- Directed by: Agradoot
- Written by: Prasanta Deb
- Starring: Uttam Kumar Anjana Bhowmick
- Cinematography: Bibhuti Laha
- Edited by: Baidyanath Chattopadhyay
- Music by: Hemant Kumar
- Production company: B. K. Productions
- Release date: 1967;
- Country: India
- Language: Bengali

= Nayika Sangbad =

1967 film by Agradoot

Nayika Sangbad is a 1967 Indian Bengali-language romantic comedy film directed by Agradoot and written by Prasanta Deb. The film stars Uttam Kumar and Anjana Bhowmick. It was remade in Tamil as Sumathi En Sundari (1971).

== Plot ==

Urmila, a popular film actress, accidentally misses a train somewhere in the midway to her new shooting spot.
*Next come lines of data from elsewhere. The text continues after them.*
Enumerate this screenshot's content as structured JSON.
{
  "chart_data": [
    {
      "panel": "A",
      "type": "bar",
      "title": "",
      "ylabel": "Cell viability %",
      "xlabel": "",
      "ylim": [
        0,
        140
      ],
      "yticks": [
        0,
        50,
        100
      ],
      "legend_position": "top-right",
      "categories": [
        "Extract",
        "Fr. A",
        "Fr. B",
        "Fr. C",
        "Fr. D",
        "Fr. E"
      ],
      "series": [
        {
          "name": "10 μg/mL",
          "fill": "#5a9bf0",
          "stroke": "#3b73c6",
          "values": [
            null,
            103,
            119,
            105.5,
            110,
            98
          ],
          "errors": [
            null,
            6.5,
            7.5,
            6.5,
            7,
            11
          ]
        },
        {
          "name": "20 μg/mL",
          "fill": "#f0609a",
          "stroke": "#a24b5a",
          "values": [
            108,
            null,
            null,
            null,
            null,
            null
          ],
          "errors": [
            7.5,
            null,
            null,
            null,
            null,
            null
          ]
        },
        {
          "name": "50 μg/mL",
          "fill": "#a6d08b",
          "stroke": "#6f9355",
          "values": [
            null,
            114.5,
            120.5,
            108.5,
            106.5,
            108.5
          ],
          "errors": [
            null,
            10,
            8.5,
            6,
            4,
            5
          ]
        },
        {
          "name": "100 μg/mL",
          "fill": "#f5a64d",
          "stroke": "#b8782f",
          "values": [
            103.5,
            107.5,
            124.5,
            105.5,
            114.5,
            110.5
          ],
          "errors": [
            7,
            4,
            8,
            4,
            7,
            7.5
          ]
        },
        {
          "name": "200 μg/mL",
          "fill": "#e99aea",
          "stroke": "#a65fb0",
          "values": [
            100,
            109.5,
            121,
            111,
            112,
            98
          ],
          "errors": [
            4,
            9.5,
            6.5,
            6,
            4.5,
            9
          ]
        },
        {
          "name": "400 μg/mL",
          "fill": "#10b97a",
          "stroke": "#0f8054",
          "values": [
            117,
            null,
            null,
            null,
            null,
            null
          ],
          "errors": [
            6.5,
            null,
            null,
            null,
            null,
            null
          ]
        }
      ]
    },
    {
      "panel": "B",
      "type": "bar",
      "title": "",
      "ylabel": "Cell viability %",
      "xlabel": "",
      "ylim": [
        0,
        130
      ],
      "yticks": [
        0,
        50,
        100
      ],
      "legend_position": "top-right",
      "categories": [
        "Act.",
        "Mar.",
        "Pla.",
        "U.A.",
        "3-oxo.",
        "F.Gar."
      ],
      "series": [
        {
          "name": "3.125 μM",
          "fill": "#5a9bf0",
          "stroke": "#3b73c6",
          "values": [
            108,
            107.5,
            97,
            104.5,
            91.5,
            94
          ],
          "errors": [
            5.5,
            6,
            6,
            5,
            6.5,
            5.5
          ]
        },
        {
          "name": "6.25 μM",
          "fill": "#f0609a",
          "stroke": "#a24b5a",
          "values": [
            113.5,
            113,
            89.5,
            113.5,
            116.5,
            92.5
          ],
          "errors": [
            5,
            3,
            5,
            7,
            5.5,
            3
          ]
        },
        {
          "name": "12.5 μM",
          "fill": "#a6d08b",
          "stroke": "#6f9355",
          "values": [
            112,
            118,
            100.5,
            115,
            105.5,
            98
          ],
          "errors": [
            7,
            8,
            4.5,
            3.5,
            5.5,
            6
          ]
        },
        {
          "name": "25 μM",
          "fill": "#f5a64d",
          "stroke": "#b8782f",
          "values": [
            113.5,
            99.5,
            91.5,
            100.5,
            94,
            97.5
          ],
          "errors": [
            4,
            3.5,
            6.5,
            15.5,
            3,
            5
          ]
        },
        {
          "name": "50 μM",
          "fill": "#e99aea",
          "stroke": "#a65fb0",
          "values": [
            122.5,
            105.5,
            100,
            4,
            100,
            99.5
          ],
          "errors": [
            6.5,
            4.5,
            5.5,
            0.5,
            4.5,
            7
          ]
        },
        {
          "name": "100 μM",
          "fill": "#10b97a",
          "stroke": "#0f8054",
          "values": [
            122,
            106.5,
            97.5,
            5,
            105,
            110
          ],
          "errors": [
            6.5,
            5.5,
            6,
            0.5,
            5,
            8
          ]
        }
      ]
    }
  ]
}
She takes shelter in the quarter of the station master Alok for the next few days and falls in love with the new place as well as its people.

== Cast ==
- Uttam Kumar as Alok
- Anjana Bhowmick as Urmita
- Pahari Sanyal as Lahiri
- Anubha Gupta as Rama
- Mrinal Mukherjee

== Production ==
Nayika Sangbad was produced under B. K. Productions, directed by Agradoot and written by Prasanta Deb. Cinematography was handled by Bibhuti Laha, and editing by Baidyanath Chattopadhyay. The film was shot in black and white, and contained on 14 reels.

== Soundtrack ==
The music was composed by Hemant Kumar.

Track listing
| No. | Title | Lyrics | Singer(s) | Length |
|---|---|---|---|---|
| 1. | "Ei Purnima Raat" | Gauriprasanna Majumder | Hemant Kumar | 3:03 |
| 2. | "Aaj Chanchal Mon Jodi" | Gauri Prasanna Majumder | Sandhya Mukherjee | 2:41 |
| 3. | "Keno E Hriday Chanchal Holo" | Mohini Chowdhury | Sandhya Mukherjee | 3:27 |
| 4. | "Ki Mishti Dekho Mishti" | Mohini Chowdhury | Sandhya Mukherjee | 3:02 |
| Total length: |  |  |  | 12:13 |

== Other versions ==
Nayika Sangbad was remade in Tamil as Sumathi En Sundari (1971). The 2013 film Nayika Sangbad has no relation to its 1967 namesake apart from involving the same premise of a film actress disappearing.